Dossier 377035-08-0905

[4]                Le 1er mai 2009, le travailleur, dépose une requête à la Commission des lésions professionnelles par laquelle il conteste une décision de la CSST rendue le 15 avril 2009 à la suite d’une révision administrative.

[5]                Par cette décision, la CSST confirme celle qu’elle a rendue le 25 novembre 2008. Elle déclare que le travailleur n’a pas subi de récidive, rechute ou aggravation, le 18  juillet 2008, de sa lésion professionnelle.

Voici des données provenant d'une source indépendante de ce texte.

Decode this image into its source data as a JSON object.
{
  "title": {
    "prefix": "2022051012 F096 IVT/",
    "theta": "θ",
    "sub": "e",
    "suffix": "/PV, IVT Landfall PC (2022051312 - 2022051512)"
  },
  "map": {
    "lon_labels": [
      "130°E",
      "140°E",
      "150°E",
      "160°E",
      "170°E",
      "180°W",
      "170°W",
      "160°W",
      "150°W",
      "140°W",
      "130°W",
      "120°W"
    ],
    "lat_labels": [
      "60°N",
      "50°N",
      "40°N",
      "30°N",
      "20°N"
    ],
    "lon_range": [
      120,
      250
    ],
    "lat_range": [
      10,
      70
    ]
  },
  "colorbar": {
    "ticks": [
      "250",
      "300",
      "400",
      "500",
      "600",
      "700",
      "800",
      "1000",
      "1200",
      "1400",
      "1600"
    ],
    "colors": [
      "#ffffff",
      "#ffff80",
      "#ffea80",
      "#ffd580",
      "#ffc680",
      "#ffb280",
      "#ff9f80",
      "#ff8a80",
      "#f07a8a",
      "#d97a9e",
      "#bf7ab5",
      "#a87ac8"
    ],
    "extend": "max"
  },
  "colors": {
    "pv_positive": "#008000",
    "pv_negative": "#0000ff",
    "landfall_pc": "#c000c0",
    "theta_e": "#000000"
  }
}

Elle déclare qu’en conséquence, le travailleur n’a pas droit aux prestations prévues à la loi.

[6]                À l’audience tenue à Val-d’Or le 17 août 2009, le travailleur est présent et il est représenté. L’employeur est représenté. Le dossier est pris en délibéré le 23 novembre 2009 sur réception d’un complément de preuve médicale du représentant du travailleur, d’une argumentation écrite du représentant de l’employeur et de la réplique écrite du représentant du travailleur.

LES OBJETS DES CONTESTATIONS

[7]                Le représentant de l’employeur demande à la Commission des lésions professionnelles de déclarer que la CSST n’est pas justifiée de reprendre le processus de réadaptation en vertu des dispositions de l’article 51 de la loi.

[8]                Il lui demande également de déclarer que le travailleur n’a pas subi de récidive, rechute ou aggravation, le 18 juillet 2008, de sa lésion professionnelle.

[9]                Pour sa part, le représentant du travailleur demande à la Commission des lésions professionnelles de déclarer que l’emploi de journalier avec tâches modifiées, incluant le balayage et le pelletage, ne constitue pas un emploi convenable au sens de la loi.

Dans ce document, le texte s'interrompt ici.